Pendant ce temps, comme tous les boulangers ont été égorgés, on n’a pas de pain. Il faut en faire. Alors le cuisinier, moi, Lucie, retroussons nos manches et nous nous mettons à pétrir. C’est brisant.

Panayoti revient, l’air farouche, et s’en va causer avec mon mari. Il paraît que l’Arménien a tout avoué. Oui, il s’est dit que, si le consul était tué, on croirait que c’est par les Turcs, et alors la France enverrait son armée le venger, — et sauver la nation arménienne. Panayoti a d’abord fait mine de l’étrangler. L’Arménien alors s’est traîné à ses genoux en suppliant.

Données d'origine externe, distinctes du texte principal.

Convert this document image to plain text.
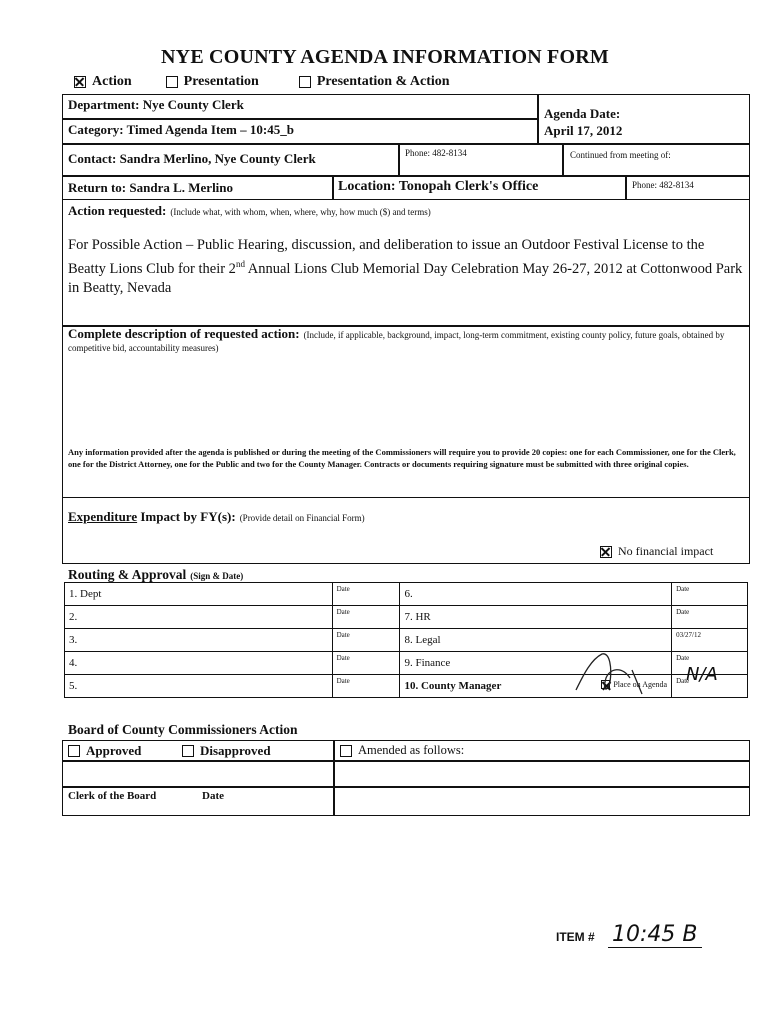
NYE COUNTY AGENDA INFORMATION FORM
Action	Presentation	Presentation & Action
Department: Nye County Clerk
Agenda Date:
April 17, 2012
Category: Timed Agenda Item – 10:45_b
Contact: Sandra Merlino, Nye County Clerk	Phone: 482-8134	Continued from meeting of:
Return to: Sandra L. Merlino	Location: Tonopah Clerk's Office	Phone: 482-8134
Action requested: (Include what, with whom, when, where, why, how much ($) and terms)
For Possible Action – Public Hearing, discussion, and deliberation to issue an Outdoor Festival License to the Beatty Lions Club for their 2nd Annual Lions Club Memorial Day Celebration May 26-27, 2012 at Cottonwood Park in Beatty, Nevada
Complete description of requested action: (Include, if applicable, background, impact, long-term commitment, existing county policy, future goals, obtained by competitive bid, accountability measures)
Any information provided after the agenda is published or during the meeting of the Commissioners will require you to provide 20 copies: one for each Commissioner, one for the Clerk, one for the District Attorney, one for the Public and two for the County Manager. Contracts or documents requiring signature must be submitted with three original copies.
Expenditure Impact by FY(s): (Provide detail on Financial Form)
No financial impact
Routing & Approval (Sign & Date)
1. Dept	Date	6.	Date

2.	Date	7. HR	Date

3.	Date	8. Legal	03/27/12

4.	Date	9. Finance	Date

5.	Date	10. County Manager Place on Agenda	Date
N/A
Board of County Commissioners Action
Approved	Disapproved	Amended as follows:
Clerk of the Board	Date
ITEM # 10:45 B
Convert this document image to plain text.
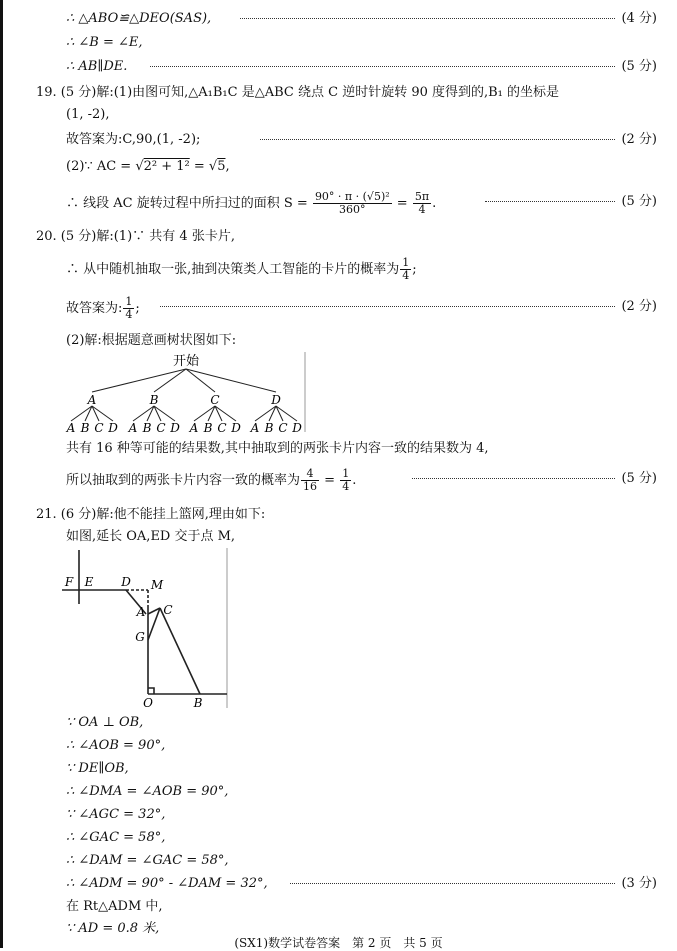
∴ △ABO≌△DEO(SAS),	(4 分)
∴ ∠B = ∠E,
∴ AB∥DE.	(5 分)
19. (5 分)解:(1)由图可知,△A₁B₁C 是△ABC 绕点 C 逆时针旋转 90 度得到的,B₁ 的坐标是
(1, -2),
故答案为:C,90,(1, -2);	(2 分)
(2)∵ AC = √2² + 1² = √5,
∴ 线段 AC 旋转过程中所扫过的面积 $S = \frac{\text{90° · π · (√5)²}}{360^\circ} = \frac{5\pi}{4}$ .	(5 分)
20. (5 分)解:(1)∵ 共有 4 张卡片,
∴ 从中随机抽取一张,抽到决策类人工智能的卡片的概率为 $\frac{1}{4}$ ;
故答案为: $\frac{1}{4}$ ;	(2 分)
(2)解:根据题意画树状图如下:
开始
A	B	C	D
A B C D A B C D A B C D A B C D
共有 16 种等可能的结果数,其中抽取到的两张卡片内容一致的结果数为 4,
所以抽取到的两张卡片内容一致的概率为 $\frac{4}{16} = \frac{1}{4}$ .	(5 分)
21. (6 分)解:他不能挂上篮网,理由如下:
如图,延长 OA,ED 交于点 M,
F E D M
A C
G
O	B
∵ OA ⊥ OB,
∴ ∠AOB = 90°,
∵ DE∥OB,
∴ ∠DMA = ∠AOB = 90°,
∵ ∠AGC = 32°,
∴ ∠GAC = 58°,
∴ ∠DAM = ∠GAC = 58°,
∴ ∠ADM = 90° - ∠DAM = 32°,	(3 分)
在 Rt△ADM 中,
∵ AD = 0.8 米,
(SX1)数学试卷答案　第 2 页　共 5 页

— Voilà ! et alors qu’est-ce que décide monsieur le consul ?

— Je décide, mon ami, qu’il ne faut rien dire. Si on le savait, on le brûlerait vif...

— Il l’a mérité.

— ... Mais alors la populace égorgerait, soi-disant pour me venger, tous les autres Arméniens. Non, l’air y est mauvais, je ne remonterai plus sur la terrasse, voilà tout !

Le soir. — Discussions aigres de mon mari avec les prêtres grégoriens, qui ne veulent pas assister à l’ensevelissement de leurs morts pour lesquels on a creusé d’immenses tranchées. Etant mariés, ils ne se soucient pas d’exposer leurs enfans à devenir orphelins. Et puis, ils voudraient être payés...

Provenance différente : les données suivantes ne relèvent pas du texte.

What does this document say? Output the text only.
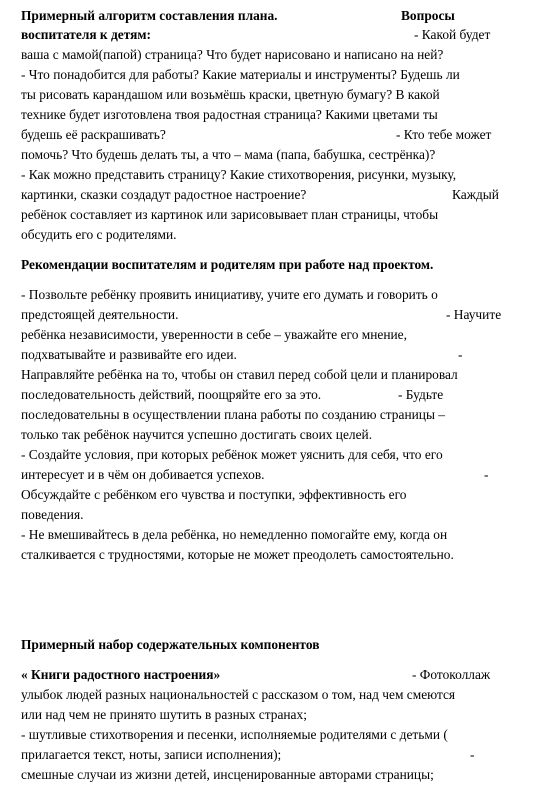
Примерный алгоритм составления плана.	Вопросы
воспитателя к детям:	- Какой будет
ваша с мамой(папой) страница? Что будет нарисовано и написано на ней?
- Что понадобится для работы? Какие материалы и инструменты? Будешь ли
ты рисовать карандашом или возьмёшь краски, цветную бумагу? В какой
технике будет изготовлена твоя радостная страница? Какими цветами ты
будешь её раскрашивать?	- Кто тебе может
помочь? Что будешь делать ты, а что – мама (папа, бабушка, сестрёнка)?
- Как можно представить страницу? Какие стихотворения, рисунки, музыку,
картинки, сказки создадут радостное настроение?	Каждый
ребёнок составляет из картинок или зарисовывает план страницы, чтобы
обсудить его с родителями.
Рекомендации воспитателям и родителям при работе над проектом.
- Позвольте ребёнку проявить инициативу, учите его думать и говорить о
предстоящей деятельности.	- Научите
ребёнка независимости, уверенности в себе – уважайте его мнение,
подхватывайте и развивайте его идеи.	-
Направляйте ребёнка на то, чтобы он ставил перед собой цели и планировал
последовательность действий, поощряйте его за это.	- Будьте
последовательны в осуществлении плана работы по созданию страницы –
только так ребёнок научится успешно достигать своих целей.
- Создайте условия, при которых ребёнок может уяснить для себя, что его
интересует и в чём он добивается успехов.	-
Обсуждайте с ребёнком его чувства и поступки, эффективность его
поведения.
- Не вмешивайтесь в дела ребёнка, но немедленно помогайте ему, когда он
сталкивается с трудностями, которые не может преодолеть самостоятельно.
Примерный набор содержательных компонентов
« Книги радостного настроения»	- Фотоколлаж
улыбок людей разных национальностей с рассказом о том, над чем смеются
или над чем не принято шутить в разных странах;
- шутливые стихотворения и песенки, исполняемые родителями с детьми (
прилагается текст, ноты, записи исполнения);	-
смешные случаи из жизни детей, инсценированные авторами страницы;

14 novembre. — A neuf heures du matin, la fusillade recommence. Heureusement, c’est encore très loin ; soudain, tandis que la porte est ouverte et que nos gardes sont dans la cour, leurs fusils restés devant la maison, une bande hurlante arrive. Je tenais bébé, je n’ai que le temps de le jeter sur le lit, de saisir une carabine et de tirer au hasard, en appelant. Aussitôt nos soldats sortent et peuvent reprendre leurs fusils qu’on allait enlever, tandis que Maurice et le cawas font un feu roulant. Cette fois, plusieurs hommes tombent, leurs camarades les emportent tout sanglans. Ils s’éloignent, affolés, en criant : « N’allez pas au consulat, il y pleut du feu ! »

La matinée se passe sur le qui-vive. Meurtres et pillages partout. Ce n’était pas la troupe, mais des montagnards du dehors. Il parait que les bords de la rivière sont couverts de cadavres.